The relation between NLR and KC investigated in the study of Karaca et al.[4] and they hound that the NLR values were higher in progressive patients with KC compared to nonprogressive group and controls. There was also a positive significant correlation between NLR and disease progression in their study. In the present study, apart from NLR, SII levels, for the first time, were also found significantly elevated in KC group. Additionally, in the severe KC subgroup SII gradually significantly elevated. Previous studies demonstrated an association between increased RDW and several ocular diseases including glaucoma,[30] retinal vein occlusion,[31] seasonal allergic conjunctivitis,[32] and pterygium.[33] In addition to these studies, in the present study increased RDW and PLR levels were demonstrated in patients with KC. Serum inflammation biomarkers in patients with KC were also studied in another study.[6] However, the authors did not find a significant difference between KC and control groups in terms of RDW levels, but they found PLR significantly higher in their KC group. In our study, both RDW and PLR levels, as well as SII and NLR, were found significantly elevated in KC group. In addition, the sample size of their KC group included 35 patients which were comparatively smaller than ours.
The mechanism underlying the association of SII with KC is not clear. Proposed mechanisms include possible roles for oxidative stress and chronic inflammation, as well as for endothelial dysfunction.[1] Tang et al.[10] reported that elevated NLR and SII might serve as readily available inflammatory predictors in primary open angle glaucoma patients. SII is one of the newly prognostic biomarker based on platelets, neutrophils, and lymphocytes. Lymphocytes are known to play a crucial role inhibiting cell proliferation and migration.[34] Lymphopenia indicates the ineffectiveness of the immune surveillance systems. High SII, consisting of high neutrophil and platelet as well as low lymphocyte counts, indicates inflammation activity that may be associated with KC. In this study, SII provided much stronger survival prediction compared to NLR. In the light of these findings, as a combination of both NLR and PLR, SII may be the most suitable biomarker for the pathogenesis and prediction of severity of KC. This study may add new information to understanding the role of inflammation in the pathophysiology of KC. In the light of our findings, most importantly, we feel that management of inflammation can be an important first step in the management and progression of KC.

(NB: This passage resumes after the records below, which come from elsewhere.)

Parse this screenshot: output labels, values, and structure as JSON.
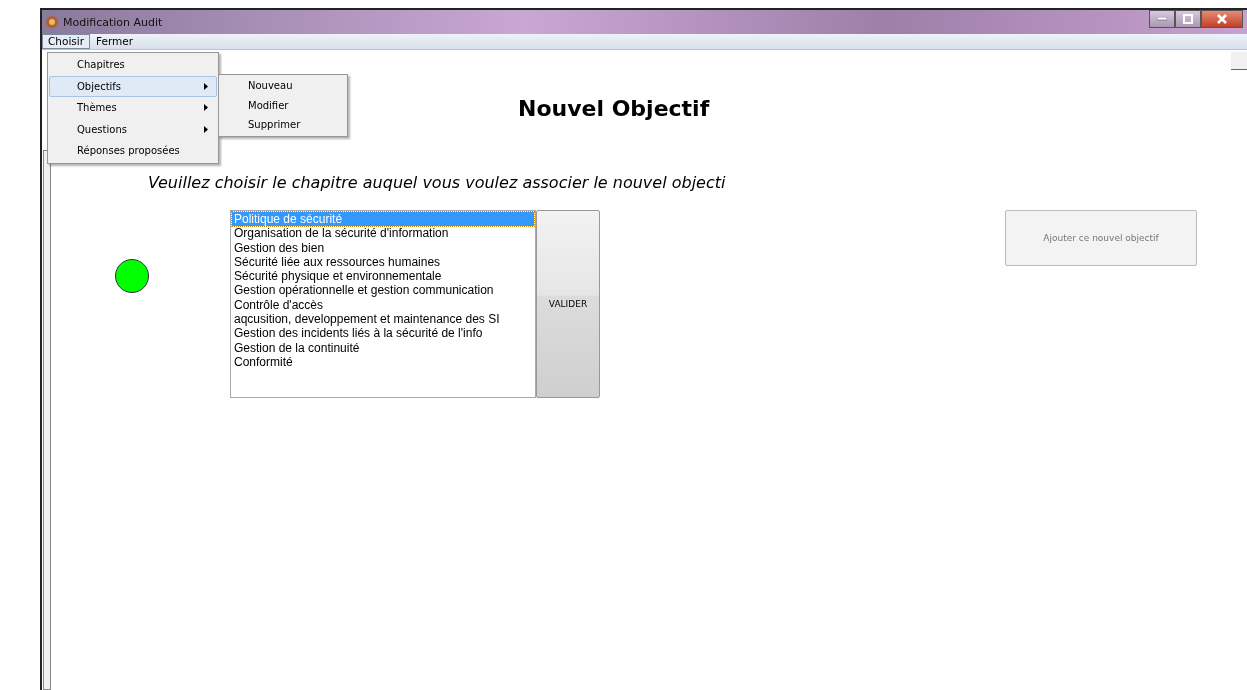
{
  "window": {
    "title": "Modification Audit"
  },
  "menu_bar": [
    {
      "label": "Choisir",
      "selected": true
    },
    {
      "label": "Fermer",
      "selected": false
    }
  ],
  "menu": {
    "items": [
      {
        "label": "Chapitres",
        "submenu": false,
        "selected": false
      },
      {
        "label": "Objectifs",
        "submenu": true,
        "selected": true
      },
      {
        "label": "Thèmes",
        "submenu": true,
        "selected": false
      },
      {
        "label": "Questions",
        "submenu": true,
        "selected": false
      },
      {
        "label": "Réponses proposées",
        "submenu": false,
        "selected": false
      }
    ],
    "submenu": [
      "Nouveau",
      "Modifier",
      "Supprimer"
    ]
  },
  "heading": "Nouvel Objectif",
  "prompt": "Veuillez choisir le chapitre auquel vous voulez associer le nouvel objecti",
  "status": {
    "color": "#00ff00"
  },
  "chapters": [
    {
      "label": "Politique de sécurité",
      "selected": true
    },
    {
      "label": "Organisation de la sécurité d'information",
      "selected": false
    },
    {
      "label": "Gestion des bien",
      "selected": false
    },
    {
      "label": "Sécurité liée aux ressources humaines",
      "selected": false
    },
    {
      "label": "Sécurité physique et environnementale",
      "selected": false
    },
    {
      "label": "Gestion opérationnelle et gestion communication",
      "selected": false
    },
    {
      "label": "Contrôle d'accès",
      "selected": false
    },
    {
      "label": "aqcusition, developpement et maintenance des SI",
      "selected": false
    },
    {
      "label": "Gestion des incidents liés à la sécurité de l'info",
      "selected": false
    },
    {
      "label": "Gestion de la continuité",
      "selected": false
    },
    {
      "label": "Conformité",
      "selected": false
    }
  ],
  "validate_button": "VALIDER",
  "add_button": {
    "label": "Ajouter ce nouvel objectif",
    "disabled": true
  }
}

This study has some limitations. The current study’s limitations include its relatively small sample size and single-center design. In addition, our study was lack of cytokines and C-reactive protein serum measurement as the other oxidative stress and inflammatory biomarkers. Inflammatory mediators in the tear film could not been studied. We have not collected the patients’ follow-up results yet. This may be considered as a subject of another study. Finally, we could not mention the process of calibration and validation of the automatic blood cell analyzer.
Conclusion
In conclusion, this study supports the idea that inflammation may play an important role in the pathogenesis of KC. The levels of SII, indicator of inflammation, as well as NLR, RDW and PLR, were found to be statistically significantly higher in patients with KC. SII, as a novel biomarker studied for the first time in patients with KC, may also be useful to grade the severity of disease, follow up the patients, and monitor the treatment. Moreover, SII may be much better than NLR and PLR for predicting the inflammatory status of the disease. However, further prospective, randomized controlled studies with larger series of patients are needed to obtain stronger evidence.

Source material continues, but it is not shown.